Les angles de contact avec l’eau augmentent avec l’introduction de silice colloïdale dans les revêtements époxy-amine. Des angles de contact supérieurs ou égaux à 150° sont observés pour chaque configuration (70 nm, 700 nm et « framboise »), initialement à 107°. Cependant, des hystérésis très élevées sont observées lors de l’introduction d’une seule population de silice. Cette forte adhésion liquide/solide est typique de l’état de Wenzel, décrit précédemment. Seul le revêtement incluant la silice de type « framboise » est superhydrophobe, avec une hystérésis inférieure à 10°. Pourtant, l’augmentation des paramètres de rugosité Rq et r n’est pas significative entre le revêtement incluant des particules de 700 nm et celui incluant les particules de type « framboise ». Selon les auteurs, la structuration multi-échelle de la surface permettrait la création de poches d’air sous le liquide et d’atteindre l’état de Cassie-Baxter. Ainsi, ces travaux montrent la nécessité ici de structurer les surfaces à deux échelles différentes pour obtenir la superhydrophobie.

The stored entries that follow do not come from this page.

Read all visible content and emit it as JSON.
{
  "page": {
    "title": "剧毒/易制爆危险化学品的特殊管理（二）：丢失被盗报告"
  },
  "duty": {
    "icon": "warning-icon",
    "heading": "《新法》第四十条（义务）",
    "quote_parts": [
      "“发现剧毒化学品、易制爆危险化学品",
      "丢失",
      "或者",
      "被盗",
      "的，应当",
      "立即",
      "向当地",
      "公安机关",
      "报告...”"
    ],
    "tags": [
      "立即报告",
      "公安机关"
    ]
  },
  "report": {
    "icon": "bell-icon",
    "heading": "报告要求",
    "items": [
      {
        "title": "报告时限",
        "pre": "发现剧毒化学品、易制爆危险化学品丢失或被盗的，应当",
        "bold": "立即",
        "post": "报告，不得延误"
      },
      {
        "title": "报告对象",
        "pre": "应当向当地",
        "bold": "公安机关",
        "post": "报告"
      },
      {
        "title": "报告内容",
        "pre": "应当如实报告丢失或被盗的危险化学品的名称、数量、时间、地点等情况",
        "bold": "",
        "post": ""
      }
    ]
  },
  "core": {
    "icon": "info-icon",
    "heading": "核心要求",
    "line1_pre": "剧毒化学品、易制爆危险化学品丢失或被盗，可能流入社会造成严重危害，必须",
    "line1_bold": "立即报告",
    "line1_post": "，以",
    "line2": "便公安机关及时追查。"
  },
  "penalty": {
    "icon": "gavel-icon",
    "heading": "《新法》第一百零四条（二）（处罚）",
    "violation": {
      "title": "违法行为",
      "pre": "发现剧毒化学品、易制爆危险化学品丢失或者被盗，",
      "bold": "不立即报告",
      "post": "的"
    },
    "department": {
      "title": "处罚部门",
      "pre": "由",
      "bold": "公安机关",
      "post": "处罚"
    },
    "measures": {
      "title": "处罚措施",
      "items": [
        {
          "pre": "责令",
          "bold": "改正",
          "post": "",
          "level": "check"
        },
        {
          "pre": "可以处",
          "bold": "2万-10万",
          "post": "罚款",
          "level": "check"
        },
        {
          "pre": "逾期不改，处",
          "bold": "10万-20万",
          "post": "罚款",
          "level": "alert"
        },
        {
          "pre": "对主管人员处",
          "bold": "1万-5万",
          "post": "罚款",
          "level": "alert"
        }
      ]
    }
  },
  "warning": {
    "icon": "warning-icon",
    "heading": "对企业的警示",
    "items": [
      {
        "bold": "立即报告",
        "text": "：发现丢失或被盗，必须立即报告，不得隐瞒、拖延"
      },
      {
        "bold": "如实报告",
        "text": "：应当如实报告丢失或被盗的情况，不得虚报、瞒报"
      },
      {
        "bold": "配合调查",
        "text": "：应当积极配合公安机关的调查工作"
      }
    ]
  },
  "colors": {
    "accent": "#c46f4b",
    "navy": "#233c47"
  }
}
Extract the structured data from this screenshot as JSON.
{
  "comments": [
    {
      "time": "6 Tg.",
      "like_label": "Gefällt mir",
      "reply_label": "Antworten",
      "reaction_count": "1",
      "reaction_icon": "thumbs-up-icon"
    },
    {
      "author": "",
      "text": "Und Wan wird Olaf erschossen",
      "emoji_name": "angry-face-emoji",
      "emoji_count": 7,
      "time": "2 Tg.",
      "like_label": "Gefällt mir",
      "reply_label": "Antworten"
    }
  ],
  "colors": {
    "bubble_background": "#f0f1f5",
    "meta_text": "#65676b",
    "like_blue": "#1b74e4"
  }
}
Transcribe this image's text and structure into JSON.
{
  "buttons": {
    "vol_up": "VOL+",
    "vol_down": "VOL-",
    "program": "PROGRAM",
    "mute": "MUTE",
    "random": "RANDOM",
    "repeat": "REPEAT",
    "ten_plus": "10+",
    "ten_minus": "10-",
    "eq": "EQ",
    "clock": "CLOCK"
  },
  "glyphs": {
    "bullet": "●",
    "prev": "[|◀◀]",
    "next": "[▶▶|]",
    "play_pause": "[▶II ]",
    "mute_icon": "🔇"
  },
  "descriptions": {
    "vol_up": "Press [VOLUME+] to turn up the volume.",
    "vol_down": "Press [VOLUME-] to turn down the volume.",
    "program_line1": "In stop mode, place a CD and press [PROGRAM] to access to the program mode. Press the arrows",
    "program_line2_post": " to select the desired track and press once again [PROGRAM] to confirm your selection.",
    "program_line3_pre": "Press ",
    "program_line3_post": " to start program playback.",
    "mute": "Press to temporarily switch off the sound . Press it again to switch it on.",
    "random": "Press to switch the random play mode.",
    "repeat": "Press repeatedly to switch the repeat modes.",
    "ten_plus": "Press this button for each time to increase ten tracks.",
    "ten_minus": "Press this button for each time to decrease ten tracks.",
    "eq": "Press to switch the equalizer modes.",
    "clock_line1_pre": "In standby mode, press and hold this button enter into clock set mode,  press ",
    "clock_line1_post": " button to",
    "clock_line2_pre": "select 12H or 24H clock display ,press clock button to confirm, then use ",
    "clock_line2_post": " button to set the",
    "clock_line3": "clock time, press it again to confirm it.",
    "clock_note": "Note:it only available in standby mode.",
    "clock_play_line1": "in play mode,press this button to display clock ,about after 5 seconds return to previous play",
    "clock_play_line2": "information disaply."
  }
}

D’autres travaux, basés sur le même concept (particule de type « framboise »), ont été menés par Tsai

et al.104. Ils ont étudié l’influence du diamètre des « petites » particules de silice (20, 35, 70 et 90 nm), assemblées sur des silices de diamètre 500 nm, sur les propriétés de mouillabilité des revêtements. Dans leur cas, ils ont montré que la superhydrophobie n’est atteinte que pour des diamètres de « petites » silice colloïdale inférieurs à 35 nm. Ces travaux montrent qu’en plus d’une double-échelle de rugosité, la morphologie de celle-ci est également importante.

2.2.2.3. Conclusions

De nombreuses stratégies existent pour obtenir des revêtements polymères superhydrophobes grâce à l’introduction de silice colloïdale, dont l’utilisation d’une ou deux populations de particules. Les différents travaux issus de la littérature montrent l’établissement d’une double échelle de rugosité, généralement à l’échelle micrométrique et nanométrique, structuration qui est nécessaire à l’obtention de la superhydrophobie. Cependant, une double rugosité à l’échelle nanométrique permet également d’accéder à la superhydrophobie pour peu que la morphologie de cette rugosité soit adaptée. Par ailleurs, nous avons vu que le caractère hydrophobe des revêtements peut être apporté soit par la silice, soit par le polymère.